The aim of Copeland's 90-minute seminar is to teach students to stop seeing themselves as victims. His first lesson is that everyone has the capacity for bullying — even kids who are normally on the receiving end.
“How many people here have ever been a bully?” he asked.
Two brothers conceded that they bully each other sometimes. Another student asked if bullying his sister counted. It did. He raised his hand, and the rest of the students followed.
"Parents, you too, be honest. I’ve been a bully myself," Copeland encouraged the mothers in attendance.
Every hand went up.
“The reason I ask is I want you to see how universal bullying is,” Copeland explained. "Most bullies aren't bad people, they just need to learn a different set of behaviors," he continued. "But today we're going to teach you how to not be a victim, because that's who bullies target, people who look weak."
"Everybody, grab your chest and pull it up, toward the ceiling," Copeland instructed. "Chin up. Stand up straight."
“How does a confident person look? Loose, relaxed. Now, bounce on your toes. Be real loose,” he says. The children go along gladly. With some prodding, the moms follow suit.
“The best way to get treated like a victim is to look like one, act like one,” Copeland repeated. Earlier in the drill he’d taught the class victim body language — eyes low, head drooped, shoulders slumped.
Copeland snaps his fingers and the class snaps back to attention, projecting confidence. Then he leads the newly confident crew in a march around the dojo, practice for the schoolyard.

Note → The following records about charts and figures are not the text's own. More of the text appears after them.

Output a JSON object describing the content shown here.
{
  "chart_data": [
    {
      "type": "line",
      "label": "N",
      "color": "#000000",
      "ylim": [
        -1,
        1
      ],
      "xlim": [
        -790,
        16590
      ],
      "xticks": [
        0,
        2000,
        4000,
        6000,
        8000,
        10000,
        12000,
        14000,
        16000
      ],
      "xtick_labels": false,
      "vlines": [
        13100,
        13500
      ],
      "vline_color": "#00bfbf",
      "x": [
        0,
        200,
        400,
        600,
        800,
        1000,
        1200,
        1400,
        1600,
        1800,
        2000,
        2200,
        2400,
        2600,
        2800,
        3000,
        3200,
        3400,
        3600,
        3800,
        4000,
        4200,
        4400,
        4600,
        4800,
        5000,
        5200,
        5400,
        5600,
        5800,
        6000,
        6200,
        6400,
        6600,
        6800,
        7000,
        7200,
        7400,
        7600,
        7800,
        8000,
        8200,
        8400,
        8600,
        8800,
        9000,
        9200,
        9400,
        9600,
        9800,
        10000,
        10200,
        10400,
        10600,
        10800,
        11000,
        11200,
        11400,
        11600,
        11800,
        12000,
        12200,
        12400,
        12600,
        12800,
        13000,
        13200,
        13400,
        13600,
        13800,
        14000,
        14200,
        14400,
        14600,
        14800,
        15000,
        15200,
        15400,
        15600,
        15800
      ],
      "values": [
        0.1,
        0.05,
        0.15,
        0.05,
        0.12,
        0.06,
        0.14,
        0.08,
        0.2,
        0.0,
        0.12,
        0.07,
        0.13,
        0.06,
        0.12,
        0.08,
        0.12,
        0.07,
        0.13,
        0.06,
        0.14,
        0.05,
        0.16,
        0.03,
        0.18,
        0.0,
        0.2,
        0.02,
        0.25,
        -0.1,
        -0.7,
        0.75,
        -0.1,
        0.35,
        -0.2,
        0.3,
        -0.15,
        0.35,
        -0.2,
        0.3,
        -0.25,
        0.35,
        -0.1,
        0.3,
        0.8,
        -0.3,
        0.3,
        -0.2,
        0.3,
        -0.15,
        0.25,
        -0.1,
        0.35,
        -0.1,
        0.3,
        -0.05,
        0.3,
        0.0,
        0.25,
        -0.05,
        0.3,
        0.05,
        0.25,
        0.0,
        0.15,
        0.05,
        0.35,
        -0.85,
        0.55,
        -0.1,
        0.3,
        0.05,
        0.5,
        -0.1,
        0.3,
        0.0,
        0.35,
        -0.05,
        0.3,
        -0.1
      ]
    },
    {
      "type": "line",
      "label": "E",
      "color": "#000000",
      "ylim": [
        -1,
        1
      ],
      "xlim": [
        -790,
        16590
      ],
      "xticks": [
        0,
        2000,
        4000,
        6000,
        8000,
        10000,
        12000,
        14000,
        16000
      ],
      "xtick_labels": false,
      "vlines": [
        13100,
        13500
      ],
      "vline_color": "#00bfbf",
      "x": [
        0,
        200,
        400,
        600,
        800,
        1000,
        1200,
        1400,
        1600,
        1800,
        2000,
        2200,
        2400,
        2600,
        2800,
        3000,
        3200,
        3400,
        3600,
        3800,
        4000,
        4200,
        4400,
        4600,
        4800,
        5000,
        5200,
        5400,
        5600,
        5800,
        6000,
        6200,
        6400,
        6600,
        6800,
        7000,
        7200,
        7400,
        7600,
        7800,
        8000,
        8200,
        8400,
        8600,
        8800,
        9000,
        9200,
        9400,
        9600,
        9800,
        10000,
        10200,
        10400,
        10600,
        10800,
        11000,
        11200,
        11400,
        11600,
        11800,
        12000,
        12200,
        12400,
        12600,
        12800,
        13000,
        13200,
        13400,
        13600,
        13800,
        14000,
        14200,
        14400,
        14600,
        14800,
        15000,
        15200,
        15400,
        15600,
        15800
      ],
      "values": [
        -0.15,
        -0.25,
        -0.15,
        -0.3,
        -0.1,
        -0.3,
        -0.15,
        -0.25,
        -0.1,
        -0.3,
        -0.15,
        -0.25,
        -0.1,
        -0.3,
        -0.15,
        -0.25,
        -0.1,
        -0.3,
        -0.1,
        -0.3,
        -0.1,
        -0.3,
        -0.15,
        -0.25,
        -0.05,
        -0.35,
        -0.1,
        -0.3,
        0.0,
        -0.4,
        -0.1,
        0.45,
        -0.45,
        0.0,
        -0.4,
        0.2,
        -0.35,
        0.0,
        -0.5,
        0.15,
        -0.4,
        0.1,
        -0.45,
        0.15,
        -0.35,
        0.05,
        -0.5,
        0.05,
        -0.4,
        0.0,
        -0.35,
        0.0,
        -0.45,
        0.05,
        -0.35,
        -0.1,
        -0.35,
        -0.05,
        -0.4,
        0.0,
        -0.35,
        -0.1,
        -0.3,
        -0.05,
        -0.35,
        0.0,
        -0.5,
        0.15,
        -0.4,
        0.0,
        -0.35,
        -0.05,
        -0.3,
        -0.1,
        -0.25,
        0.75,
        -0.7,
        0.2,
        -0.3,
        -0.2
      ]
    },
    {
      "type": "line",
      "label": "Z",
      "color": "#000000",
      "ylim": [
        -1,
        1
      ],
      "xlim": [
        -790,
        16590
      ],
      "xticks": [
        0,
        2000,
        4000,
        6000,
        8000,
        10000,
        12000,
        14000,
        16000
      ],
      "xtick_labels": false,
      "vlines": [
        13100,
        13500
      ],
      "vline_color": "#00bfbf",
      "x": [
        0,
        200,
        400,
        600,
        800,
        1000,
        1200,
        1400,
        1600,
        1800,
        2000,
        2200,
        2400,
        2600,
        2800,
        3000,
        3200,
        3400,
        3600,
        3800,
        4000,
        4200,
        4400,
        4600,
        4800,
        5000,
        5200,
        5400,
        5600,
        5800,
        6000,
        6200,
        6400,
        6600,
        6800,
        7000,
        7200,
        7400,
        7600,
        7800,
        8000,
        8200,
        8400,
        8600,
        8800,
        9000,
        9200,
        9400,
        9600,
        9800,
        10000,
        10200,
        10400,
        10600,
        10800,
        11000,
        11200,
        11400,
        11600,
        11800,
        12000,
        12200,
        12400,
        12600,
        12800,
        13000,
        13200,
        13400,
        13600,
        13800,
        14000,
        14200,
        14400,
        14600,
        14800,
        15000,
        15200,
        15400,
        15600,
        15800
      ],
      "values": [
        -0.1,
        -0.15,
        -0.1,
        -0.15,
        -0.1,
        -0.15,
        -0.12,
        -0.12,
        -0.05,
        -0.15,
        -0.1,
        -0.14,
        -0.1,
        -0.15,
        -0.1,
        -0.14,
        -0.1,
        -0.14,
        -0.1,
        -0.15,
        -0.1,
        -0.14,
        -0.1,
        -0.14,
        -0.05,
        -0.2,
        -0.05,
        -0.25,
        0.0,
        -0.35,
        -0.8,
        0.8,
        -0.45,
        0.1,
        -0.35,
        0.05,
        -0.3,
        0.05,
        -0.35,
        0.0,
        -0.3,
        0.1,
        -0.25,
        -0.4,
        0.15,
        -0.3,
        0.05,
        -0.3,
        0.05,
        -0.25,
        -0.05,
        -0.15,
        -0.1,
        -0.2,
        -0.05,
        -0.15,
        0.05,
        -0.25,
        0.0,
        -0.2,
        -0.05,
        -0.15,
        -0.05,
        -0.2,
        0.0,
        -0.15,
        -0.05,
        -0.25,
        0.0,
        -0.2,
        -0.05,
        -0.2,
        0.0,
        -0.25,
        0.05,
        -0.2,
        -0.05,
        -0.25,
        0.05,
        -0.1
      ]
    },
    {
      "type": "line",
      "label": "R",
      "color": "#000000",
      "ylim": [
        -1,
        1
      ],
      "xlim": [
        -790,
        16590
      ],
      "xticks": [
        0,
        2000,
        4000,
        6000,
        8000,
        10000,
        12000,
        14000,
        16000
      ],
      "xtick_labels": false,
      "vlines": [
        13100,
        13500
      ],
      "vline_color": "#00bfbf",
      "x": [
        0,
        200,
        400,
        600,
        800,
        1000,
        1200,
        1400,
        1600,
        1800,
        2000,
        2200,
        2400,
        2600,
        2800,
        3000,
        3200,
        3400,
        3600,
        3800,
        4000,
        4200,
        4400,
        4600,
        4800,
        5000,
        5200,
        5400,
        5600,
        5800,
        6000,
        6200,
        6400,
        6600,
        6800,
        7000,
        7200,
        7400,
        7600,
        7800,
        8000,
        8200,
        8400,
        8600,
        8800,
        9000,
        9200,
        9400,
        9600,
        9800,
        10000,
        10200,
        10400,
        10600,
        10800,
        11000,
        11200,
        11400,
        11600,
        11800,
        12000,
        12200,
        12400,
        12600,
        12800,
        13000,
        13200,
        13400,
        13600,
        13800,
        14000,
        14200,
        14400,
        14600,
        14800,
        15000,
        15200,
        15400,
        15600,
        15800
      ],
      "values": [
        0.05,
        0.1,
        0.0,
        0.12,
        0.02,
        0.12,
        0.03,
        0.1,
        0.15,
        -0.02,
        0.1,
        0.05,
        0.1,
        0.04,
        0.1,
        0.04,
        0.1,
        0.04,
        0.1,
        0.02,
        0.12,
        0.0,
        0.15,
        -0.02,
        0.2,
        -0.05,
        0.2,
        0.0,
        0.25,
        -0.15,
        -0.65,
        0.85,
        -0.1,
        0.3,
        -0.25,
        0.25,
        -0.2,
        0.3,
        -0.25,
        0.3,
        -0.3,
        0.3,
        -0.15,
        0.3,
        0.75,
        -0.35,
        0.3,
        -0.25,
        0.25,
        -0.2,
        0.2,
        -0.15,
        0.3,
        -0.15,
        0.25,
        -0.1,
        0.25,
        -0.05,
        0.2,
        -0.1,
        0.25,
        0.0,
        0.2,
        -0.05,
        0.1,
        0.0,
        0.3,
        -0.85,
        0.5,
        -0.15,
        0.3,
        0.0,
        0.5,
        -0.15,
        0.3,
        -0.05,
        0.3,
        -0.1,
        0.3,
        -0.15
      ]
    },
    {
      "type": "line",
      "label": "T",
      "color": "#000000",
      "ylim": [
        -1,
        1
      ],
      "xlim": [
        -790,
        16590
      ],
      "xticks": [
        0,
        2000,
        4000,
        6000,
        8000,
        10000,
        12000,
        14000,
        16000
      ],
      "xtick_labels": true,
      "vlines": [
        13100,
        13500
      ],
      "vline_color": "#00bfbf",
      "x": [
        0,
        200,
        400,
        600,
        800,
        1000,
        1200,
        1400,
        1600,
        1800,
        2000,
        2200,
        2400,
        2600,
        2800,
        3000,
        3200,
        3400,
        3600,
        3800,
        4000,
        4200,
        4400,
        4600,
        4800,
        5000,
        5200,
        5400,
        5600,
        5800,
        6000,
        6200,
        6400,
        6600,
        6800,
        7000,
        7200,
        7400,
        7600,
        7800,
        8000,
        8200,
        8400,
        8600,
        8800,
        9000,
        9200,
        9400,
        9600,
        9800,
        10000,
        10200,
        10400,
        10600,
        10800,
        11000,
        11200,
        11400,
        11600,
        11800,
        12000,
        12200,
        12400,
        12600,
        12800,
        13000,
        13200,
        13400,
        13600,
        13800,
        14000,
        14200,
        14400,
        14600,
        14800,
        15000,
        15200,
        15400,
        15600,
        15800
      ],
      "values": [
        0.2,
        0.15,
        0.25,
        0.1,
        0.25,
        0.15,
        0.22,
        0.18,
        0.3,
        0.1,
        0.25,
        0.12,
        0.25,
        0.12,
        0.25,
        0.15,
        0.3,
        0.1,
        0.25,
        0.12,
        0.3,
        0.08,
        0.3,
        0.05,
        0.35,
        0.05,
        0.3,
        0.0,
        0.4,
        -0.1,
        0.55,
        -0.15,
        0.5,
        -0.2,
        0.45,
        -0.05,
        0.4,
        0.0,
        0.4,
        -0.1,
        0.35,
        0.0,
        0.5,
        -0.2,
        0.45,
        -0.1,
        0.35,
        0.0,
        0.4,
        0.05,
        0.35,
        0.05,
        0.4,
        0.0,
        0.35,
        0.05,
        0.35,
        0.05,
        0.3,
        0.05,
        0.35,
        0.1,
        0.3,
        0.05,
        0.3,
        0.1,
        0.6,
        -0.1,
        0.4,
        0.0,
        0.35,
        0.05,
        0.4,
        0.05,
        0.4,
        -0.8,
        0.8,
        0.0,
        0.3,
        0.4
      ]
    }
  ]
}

"Let me tell you a little secret: The brain and the body are connected," Copeland said at the end of the march. A number of the students made a point to retain their new and upright posture.
"This means that if you can look confident, the mind will begin to think confidently. And if you can think confident thoughts, you'll look more confident, too."
Part of handling any bully is knowing your own response to fear, Copeland said. He and instructors Clayton Macy and Ryan Sullivan drilled students by walking up and getting right in their faces. Some people’s eyes watered with the proximity. Others squirmed. One woman was unaffected by all of it.
"Once you know how the body responds when it's afraid," Copeland said, "then you can go about changing those reactions so you control what you project to other people."
Copeland might be in the business of training protectors, but all the students of the anti-bullying seminar learned to protect themselves was a bit of verbal judo and a new mindset.
When Copeland asserted himself in bullying simulations, his pretend tormentors slinked off more quickly and quietly than one remembers from childhood. In cases where the threat goes beyond words, Quest offers classes.
The anti-bullying seminar is as much for the parents as it is for their kids. Not only can parents face bullying in the workplace and, yes, even on the playground, it's also their duty to make sure that schools aren't allowing bullying, Copeland said.
"Your kids shouldn't be coming home with their clothes all torn up. Schools can’t legally allow students to be bullied. Hold them responsible. Go through all the proper channels, but hold them responsible."
Local author Rose Ann Tracy attended the anti-bullying seminar with her son J.J., who will be entering the second grade this fall.
"He's going to a new school this year, so I just wanted to give him some tools so he knows the words for those situations," she said.
"I learned that I have to say stop, and tell (the bully) to leave me alone and go away," J.J. said.
Copeland said that the optimal outcome of any bullying interaction is for the bullying to stop and the kids to either co-exist or become friends. Even when Quest teaches martial arts tactics, Copeland said, it's in the belief that they should be used sparingly — and preferably not at all.
"Violence is the absolute last resort. It has to be," Copeland said. "But it's not always avoidable. Sometimes the very best thing to do about a bully is not be where they're at."
Quest Martial Arts will host its next anti-bullying seminar on Saturday, Sept. 18.